I'm looking for advice/ reviews for car covers. I have a car that will be stored long term in a garage. Won't have to deal with rain/ snow etc, so I just need an indoor car cover. Any suggestions, experience? Do I really need a California Cover for 170+ dollars or will a 25 dollar deal from the auto store do just as well indoors.


_Modified by VWGolfDriv3r at 1:37 PM 8-21-2007_


----------



## Vortex_Generator (Aug 2, 2007)

How much would it cost you to fix corrosion on the car because of a crappy car cover?
And even inside there is still moisture to deal with. You get what you pay for pretty much.


----------



## charlier (Mar 9, 2001)

*Re: Cover reccommendation? (VWGolfDriv3r)*


_Quote, originally posted by *VWGolfDriv3r* »_I'm looking for advice/ reviews for car covers. I have a car that will be stored long term in a garage. Won't have to deal with rain/ snow etc, so I just need an indoor car cover. Any suggestions, experience? Do I really need a California Cover for 170+ dollars or will a 25 dollar deal from the auto store do just as well indoors.

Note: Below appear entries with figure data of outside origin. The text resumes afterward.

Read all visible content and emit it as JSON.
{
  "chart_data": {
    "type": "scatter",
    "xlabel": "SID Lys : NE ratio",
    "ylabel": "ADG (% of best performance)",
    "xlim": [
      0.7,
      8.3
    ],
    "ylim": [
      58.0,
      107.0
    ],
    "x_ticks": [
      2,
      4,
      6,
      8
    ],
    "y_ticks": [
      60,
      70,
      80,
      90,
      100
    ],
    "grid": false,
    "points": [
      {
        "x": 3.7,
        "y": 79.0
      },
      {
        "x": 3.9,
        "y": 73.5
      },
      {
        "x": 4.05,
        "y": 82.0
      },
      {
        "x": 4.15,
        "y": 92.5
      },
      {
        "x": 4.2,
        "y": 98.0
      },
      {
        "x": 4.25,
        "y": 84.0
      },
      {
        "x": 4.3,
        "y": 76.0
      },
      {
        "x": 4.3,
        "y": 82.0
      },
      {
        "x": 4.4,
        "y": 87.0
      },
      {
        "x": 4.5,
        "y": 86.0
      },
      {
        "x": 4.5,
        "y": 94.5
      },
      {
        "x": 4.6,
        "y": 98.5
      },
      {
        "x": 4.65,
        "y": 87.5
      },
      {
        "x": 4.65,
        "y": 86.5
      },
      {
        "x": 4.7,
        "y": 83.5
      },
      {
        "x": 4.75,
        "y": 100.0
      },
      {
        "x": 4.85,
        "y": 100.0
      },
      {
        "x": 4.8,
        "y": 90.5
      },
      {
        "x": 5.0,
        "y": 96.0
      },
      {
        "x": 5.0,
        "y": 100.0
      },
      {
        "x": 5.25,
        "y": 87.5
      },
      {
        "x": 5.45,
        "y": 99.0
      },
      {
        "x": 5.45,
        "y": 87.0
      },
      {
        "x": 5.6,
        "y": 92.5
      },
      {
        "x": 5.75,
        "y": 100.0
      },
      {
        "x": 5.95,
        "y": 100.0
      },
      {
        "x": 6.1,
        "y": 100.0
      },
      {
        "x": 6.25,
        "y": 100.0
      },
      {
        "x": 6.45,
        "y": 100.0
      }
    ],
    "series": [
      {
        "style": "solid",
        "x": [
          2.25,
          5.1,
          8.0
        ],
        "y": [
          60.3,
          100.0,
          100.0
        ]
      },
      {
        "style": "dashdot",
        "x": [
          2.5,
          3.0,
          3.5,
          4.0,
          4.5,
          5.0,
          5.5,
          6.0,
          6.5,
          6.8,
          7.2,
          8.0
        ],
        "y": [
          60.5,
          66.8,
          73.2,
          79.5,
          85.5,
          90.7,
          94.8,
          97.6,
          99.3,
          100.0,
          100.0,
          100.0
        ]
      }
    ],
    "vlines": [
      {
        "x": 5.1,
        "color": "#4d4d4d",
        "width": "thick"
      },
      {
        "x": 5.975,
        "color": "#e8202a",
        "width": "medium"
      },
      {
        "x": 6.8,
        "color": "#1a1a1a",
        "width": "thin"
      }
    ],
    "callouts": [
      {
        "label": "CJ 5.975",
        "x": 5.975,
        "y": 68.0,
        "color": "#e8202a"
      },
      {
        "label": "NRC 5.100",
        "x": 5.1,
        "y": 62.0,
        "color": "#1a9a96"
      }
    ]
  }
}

I have used both a cheapo cover and a Cali Cover. Let's just say I have found that you get what you pay for when it comes to car covers. Some cheap covers do not perform well when it comes to temperature extremes.
Is the garage you are using climate controlled?? I have found that cheap car covers and garages without climate control can be BAD combination.
It has been my experience that cheap car covers are great for covering parts cars when I don't care about the vehicle. For all my vehicles that I do care about, a Cali Cover is the only way to go.


----------



## JPX (Nov 6, 2005)

*Re: Cover reccommendation? (charlier)*

Part of the problem with the corrosion in storage is from BELOW the car. Moisture from the concrete, gravel or whatever the car is parked on rises and accumlates on the undercarriage, car's ceiling, and under the car cover. This is what causes corrosion and mildew.
Breathable car cover can help limit the accumulation. But managing the moisture is the best starting point.
Lay a large sheet of industrial plastic on the ground then park the car on top of it. Do not use the sheeting for painting indoors which is too thin and simply will not lay flat. This will act as a vapor barrier which will be a major preventative measure to control the moisture and the related corrosion and mildew.
More tips on long term storage->http://forums.vwvortex.com/zerothread?id=2920646


----------



## VWGolfDriv3r (Jul 27, 2005)

*Re: Cover reccommendation? (JPX)*

Thanks for the tips, I'll find myself a decent cover. I knew about protecting from below from a family friend who restores old Pontiacs. Plywood-->Sheeting-->Jackstands
And thanks for the 'storage prep' link, I was looking for that.


----------